Further, my itunes keeps demanding my password and it won’t believe me that my password is my password. Worst of all, because I don’t have an iphone or ipad, I can’t reset my password for some fucking absurd reason. I guess this level of inconvenience is meant to make me finally relent and get an iphone but I’d rather stick a gun in my mouth right now than be bullied into getting an iphone by my piece of shit itunes software.
I mean, this really does just seem like it should be illegal, but alas, if only I had a rope long enough and a gibbet high enough to swing Tim Cook from.
So I can neither buy music right now from itunes or listen to the music I own on itunes because everything is a nightmare, everything gets worse.
One of the last straws for netflix was, curiously, the Mario movie leaving the service. Seeing that it was leaving reminded me how annoying this all is. How we gave up owning everything based on the promise that we could conveniently access it through these services.
When we went to cancel it, my wife mentioned that we wouldn’t be able to finish Avatar: The Last Airbender with our eldest.

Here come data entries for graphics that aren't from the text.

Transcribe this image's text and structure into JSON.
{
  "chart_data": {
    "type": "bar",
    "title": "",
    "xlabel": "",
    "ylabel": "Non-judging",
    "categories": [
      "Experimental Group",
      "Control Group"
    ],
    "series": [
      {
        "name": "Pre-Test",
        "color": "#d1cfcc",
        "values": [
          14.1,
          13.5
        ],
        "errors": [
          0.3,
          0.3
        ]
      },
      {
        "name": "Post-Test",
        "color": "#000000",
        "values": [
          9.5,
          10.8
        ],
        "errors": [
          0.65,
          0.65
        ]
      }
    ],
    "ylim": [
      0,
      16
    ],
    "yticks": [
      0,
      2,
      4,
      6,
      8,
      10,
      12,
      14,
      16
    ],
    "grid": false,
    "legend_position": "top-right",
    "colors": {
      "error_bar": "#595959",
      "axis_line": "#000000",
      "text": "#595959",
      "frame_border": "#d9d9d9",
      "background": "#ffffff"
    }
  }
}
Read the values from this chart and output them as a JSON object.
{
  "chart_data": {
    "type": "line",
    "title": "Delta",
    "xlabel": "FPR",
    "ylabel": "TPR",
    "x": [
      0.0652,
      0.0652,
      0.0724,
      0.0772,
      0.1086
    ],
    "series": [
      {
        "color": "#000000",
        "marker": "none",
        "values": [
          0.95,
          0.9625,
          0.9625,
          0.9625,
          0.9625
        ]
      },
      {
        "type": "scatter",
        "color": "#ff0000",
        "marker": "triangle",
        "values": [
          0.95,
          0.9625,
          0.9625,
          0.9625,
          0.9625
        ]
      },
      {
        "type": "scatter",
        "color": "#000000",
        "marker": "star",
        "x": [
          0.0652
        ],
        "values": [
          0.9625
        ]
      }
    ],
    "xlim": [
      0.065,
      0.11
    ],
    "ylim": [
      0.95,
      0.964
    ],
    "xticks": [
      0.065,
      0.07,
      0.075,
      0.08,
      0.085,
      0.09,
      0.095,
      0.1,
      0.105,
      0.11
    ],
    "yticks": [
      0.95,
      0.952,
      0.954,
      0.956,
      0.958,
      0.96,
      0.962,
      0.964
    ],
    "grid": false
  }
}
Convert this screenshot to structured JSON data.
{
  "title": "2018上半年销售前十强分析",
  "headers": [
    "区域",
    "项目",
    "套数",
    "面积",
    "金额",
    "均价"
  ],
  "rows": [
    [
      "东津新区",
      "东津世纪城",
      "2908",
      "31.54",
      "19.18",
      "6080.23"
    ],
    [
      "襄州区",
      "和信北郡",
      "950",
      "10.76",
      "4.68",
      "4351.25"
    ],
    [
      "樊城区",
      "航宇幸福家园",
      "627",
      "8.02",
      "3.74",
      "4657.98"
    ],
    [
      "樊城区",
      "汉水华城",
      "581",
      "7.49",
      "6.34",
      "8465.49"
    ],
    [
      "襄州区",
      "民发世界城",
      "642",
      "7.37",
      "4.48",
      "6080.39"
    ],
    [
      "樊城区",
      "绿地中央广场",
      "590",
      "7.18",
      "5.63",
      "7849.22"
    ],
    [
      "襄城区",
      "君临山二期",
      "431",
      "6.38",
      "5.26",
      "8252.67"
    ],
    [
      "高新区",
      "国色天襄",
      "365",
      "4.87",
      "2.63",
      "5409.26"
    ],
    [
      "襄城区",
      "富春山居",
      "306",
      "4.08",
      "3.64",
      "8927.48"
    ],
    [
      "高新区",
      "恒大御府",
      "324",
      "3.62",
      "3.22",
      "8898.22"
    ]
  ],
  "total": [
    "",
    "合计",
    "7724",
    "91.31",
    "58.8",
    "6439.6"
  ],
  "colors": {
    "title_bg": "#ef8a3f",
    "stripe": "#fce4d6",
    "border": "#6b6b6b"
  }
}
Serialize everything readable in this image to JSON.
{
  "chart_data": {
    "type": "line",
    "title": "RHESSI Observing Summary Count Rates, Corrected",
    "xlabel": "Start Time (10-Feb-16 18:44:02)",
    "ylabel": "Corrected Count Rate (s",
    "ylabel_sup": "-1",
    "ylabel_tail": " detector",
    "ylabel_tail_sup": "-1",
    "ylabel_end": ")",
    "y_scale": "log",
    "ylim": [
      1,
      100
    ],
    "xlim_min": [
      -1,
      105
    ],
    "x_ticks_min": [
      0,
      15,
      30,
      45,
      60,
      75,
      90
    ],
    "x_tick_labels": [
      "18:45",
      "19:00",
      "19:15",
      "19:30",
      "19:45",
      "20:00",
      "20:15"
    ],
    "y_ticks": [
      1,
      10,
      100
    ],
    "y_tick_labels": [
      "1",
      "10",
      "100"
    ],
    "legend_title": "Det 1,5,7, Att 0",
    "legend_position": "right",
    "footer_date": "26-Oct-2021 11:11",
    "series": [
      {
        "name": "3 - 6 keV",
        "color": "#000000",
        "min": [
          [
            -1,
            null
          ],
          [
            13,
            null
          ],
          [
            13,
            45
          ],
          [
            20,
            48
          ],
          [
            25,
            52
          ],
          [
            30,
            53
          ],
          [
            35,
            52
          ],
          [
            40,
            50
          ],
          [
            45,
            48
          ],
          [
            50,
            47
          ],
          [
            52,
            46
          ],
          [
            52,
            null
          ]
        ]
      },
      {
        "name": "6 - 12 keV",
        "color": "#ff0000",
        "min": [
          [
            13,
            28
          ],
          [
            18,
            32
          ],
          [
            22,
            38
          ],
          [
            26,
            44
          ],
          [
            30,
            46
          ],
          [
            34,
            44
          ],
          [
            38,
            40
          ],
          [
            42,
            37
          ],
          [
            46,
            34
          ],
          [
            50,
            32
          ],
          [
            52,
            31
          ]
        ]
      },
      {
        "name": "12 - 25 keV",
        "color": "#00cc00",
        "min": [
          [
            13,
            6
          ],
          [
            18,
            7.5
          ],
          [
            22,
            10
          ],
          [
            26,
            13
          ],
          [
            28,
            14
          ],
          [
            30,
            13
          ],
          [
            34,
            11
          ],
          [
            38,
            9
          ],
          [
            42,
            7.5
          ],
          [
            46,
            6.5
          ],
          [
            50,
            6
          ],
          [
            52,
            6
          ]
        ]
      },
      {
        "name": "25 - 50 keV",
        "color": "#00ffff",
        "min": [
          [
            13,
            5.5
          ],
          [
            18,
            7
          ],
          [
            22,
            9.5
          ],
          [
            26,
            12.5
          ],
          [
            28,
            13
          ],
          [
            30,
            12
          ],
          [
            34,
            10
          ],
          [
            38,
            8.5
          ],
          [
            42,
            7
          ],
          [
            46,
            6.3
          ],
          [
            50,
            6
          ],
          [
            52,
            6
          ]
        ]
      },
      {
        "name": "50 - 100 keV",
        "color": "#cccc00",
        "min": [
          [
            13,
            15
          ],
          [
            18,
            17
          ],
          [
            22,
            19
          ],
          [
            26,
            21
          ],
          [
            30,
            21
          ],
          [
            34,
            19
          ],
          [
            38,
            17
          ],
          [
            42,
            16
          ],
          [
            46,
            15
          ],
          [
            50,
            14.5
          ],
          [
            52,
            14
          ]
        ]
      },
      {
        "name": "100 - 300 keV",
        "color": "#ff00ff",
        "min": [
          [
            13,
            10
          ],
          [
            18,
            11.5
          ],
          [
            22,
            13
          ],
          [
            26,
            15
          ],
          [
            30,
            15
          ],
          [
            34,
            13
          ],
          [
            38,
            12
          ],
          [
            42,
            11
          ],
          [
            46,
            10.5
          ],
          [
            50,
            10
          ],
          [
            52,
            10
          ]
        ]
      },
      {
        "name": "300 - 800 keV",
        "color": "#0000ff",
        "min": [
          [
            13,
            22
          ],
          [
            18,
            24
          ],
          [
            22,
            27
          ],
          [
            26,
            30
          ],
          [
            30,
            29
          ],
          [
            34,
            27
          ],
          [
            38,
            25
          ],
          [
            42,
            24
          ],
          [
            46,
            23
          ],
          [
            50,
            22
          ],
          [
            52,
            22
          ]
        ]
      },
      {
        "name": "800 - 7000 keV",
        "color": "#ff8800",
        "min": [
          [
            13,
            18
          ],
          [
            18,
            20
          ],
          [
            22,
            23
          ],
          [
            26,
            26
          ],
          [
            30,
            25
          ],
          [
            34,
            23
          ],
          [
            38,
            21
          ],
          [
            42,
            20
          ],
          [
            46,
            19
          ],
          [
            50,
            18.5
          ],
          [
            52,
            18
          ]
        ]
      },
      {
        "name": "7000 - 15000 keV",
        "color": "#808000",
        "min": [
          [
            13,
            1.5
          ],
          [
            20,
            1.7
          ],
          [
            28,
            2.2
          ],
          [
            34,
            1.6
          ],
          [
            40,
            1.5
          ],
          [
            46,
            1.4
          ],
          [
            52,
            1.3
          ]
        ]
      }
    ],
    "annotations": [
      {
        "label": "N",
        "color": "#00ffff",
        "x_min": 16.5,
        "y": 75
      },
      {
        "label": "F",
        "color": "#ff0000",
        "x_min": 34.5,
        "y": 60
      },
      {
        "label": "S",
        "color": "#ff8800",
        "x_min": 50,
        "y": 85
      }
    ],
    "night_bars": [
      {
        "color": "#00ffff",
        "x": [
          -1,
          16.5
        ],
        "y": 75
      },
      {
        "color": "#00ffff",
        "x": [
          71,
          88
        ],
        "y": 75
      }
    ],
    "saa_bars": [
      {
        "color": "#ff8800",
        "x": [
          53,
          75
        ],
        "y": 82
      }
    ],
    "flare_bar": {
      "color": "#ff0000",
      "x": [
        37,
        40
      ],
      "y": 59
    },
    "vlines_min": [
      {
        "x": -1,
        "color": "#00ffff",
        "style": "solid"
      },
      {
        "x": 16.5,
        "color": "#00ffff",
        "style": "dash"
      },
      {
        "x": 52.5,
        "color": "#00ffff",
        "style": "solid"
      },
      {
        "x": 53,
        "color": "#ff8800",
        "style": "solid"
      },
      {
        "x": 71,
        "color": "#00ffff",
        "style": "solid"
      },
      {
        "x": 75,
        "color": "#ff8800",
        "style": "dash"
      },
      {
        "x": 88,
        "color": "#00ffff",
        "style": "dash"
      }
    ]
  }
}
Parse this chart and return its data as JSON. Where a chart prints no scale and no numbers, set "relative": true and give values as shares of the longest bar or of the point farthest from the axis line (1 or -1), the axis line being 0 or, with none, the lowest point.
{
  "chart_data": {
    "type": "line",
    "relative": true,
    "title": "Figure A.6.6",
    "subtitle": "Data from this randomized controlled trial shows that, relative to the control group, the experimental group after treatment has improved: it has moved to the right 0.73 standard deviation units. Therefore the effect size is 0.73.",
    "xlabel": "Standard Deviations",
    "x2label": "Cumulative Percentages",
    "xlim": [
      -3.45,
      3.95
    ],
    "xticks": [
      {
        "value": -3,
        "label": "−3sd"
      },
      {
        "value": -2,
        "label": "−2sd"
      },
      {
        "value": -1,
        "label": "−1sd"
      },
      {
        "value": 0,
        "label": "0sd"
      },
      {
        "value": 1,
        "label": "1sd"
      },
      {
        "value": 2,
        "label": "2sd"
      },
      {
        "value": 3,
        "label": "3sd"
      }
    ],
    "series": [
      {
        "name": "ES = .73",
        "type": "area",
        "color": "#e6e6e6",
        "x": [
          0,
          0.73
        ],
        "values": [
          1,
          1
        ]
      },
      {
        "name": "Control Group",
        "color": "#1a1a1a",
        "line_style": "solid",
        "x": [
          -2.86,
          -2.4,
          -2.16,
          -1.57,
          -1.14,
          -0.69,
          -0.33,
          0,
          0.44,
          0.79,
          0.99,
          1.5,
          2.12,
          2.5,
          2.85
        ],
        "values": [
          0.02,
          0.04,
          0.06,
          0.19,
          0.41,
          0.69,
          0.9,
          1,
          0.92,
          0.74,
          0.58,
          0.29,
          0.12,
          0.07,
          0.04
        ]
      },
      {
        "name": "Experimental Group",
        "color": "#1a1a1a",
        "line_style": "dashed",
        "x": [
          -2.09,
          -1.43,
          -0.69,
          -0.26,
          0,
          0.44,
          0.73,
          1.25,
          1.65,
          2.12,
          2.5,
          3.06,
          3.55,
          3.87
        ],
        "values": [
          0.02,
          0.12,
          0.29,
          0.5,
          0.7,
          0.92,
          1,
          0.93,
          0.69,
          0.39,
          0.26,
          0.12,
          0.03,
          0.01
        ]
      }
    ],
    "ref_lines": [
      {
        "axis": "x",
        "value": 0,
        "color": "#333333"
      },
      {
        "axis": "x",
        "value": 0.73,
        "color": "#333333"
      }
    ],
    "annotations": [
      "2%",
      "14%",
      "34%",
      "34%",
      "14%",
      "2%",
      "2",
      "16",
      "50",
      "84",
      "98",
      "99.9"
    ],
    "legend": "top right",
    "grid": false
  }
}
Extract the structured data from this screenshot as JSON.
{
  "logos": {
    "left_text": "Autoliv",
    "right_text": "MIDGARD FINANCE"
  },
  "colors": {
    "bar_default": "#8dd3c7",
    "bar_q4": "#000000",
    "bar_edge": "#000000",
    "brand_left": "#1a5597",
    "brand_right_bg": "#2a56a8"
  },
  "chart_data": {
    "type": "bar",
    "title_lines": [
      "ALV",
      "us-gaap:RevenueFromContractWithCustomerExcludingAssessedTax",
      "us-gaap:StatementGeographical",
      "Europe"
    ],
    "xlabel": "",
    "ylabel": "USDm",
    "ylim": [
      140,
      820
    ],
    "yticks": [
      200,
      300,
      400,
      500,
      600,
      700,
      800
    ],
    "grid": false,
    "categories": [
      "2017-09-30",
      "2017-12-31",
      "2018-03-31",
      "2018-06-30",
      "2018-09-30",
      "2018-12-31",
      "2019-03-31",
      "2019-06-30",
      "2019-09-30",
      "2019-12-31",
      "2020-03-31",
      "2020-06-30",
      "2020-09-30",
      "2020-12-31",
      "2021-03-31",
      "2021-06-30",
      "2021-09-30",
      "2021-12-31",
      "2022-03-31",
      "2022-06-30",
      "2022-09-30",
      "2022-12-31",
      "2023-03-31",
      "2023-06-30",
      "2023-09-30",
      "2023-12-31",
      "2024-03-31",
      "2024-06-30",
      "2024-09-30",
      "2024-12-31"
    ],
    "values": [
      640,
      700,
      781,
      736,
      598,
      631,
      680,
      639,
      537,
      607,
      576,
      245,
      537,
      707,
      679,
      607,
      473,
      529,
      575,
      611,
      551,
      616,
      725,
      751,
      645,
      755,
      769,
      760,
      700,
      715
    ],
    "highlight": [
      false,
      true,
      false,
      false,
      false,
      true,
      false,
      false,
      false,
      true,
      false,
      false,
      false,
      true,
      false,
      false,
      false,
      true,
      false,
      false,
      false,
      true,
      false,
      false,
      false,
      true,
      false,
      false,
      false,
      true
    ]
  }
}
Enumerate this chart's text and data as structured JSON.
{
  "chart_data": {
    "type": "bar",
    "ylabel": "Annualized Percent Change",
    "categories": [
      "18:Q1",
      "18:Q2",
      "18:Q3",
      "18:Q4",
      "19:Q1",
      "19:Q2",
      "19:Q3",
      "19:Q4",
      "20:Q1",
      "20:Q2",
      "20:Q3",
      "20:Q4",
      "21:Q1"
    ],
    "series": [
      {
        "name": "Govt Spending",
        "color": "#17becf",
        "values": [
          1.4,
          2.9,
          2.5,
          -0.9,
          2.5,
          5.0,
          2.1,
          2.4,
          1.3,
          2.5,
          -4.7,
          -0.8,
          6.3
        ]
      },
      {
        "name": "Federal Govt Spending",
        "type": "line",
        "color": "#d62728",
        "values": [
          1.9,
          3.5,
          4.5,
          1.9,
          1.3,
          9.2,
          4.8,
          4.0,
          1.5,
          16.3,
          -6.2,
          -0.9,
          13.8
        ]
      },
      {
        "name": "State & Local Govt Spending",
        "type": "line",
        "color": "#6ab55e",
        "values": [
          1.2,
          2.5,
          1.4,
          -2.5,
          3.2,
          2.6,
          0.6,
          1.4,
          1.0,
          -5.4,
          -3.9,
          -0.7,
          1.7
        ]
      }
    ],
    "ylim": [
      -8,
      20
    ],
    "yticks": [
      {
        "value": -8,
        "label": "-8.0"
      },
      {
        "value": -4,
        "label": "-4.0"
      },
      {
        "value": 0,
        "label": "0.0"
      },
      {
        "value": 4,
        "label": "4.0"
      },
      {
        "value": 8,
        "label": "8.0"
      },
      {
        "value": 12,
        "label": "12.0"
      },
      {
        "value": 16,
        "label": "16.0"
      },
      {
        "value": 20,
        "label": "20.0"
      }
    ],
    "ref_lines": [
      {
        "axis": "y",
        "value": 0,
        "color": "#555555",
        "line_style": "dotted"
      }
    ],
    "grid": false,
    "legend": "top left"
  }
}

I immediately looked up a physical copy and found it for about the price of a month of netflix.
And so we bought it. He’ll get it for Christmas.
These services, so convenient and once so affordable, are no longer that way. Netflix is $15-$23 per month, which is the price of buying a blu ray or two every month. Sure, I can no longer scroll through thousands of options before deciding to watch Seinfeld again for the fifteenth time this year, but I can just pick up a movie that I physically own and plop it in my PS4 to watch.
And it’s funny how much better this feels. How much more content I feel just picking what to watch from a growing collection of movies and shows rather than the mindless scroll through terrible prestige TV that comes and goes in a surreal blur.
We own nothing. It disappears seemingly at random, leaving nothing behind.
But you can just buy things. Own them.
Or, better yet, use your library. It’s not as fast as netflix or whatever else but you can learn to be patient again.
You used to just watch whatever was on TV anyway.
And maybe that was better.
Free books:
"And, sure, that’s not so many steps, but I used to be able to buy a CD and listen to it in my car three seconds later."
I call B.S.
You're forgetting how long it took to get the plastic off one of those damned CDs.
All true; but I’ll take crappy Netflix or Amazon prime over cable any day. Although now that I think about it, I’m not sure when we last watched Netflix- at this point, I think we keep it strictly for the holiday baking program.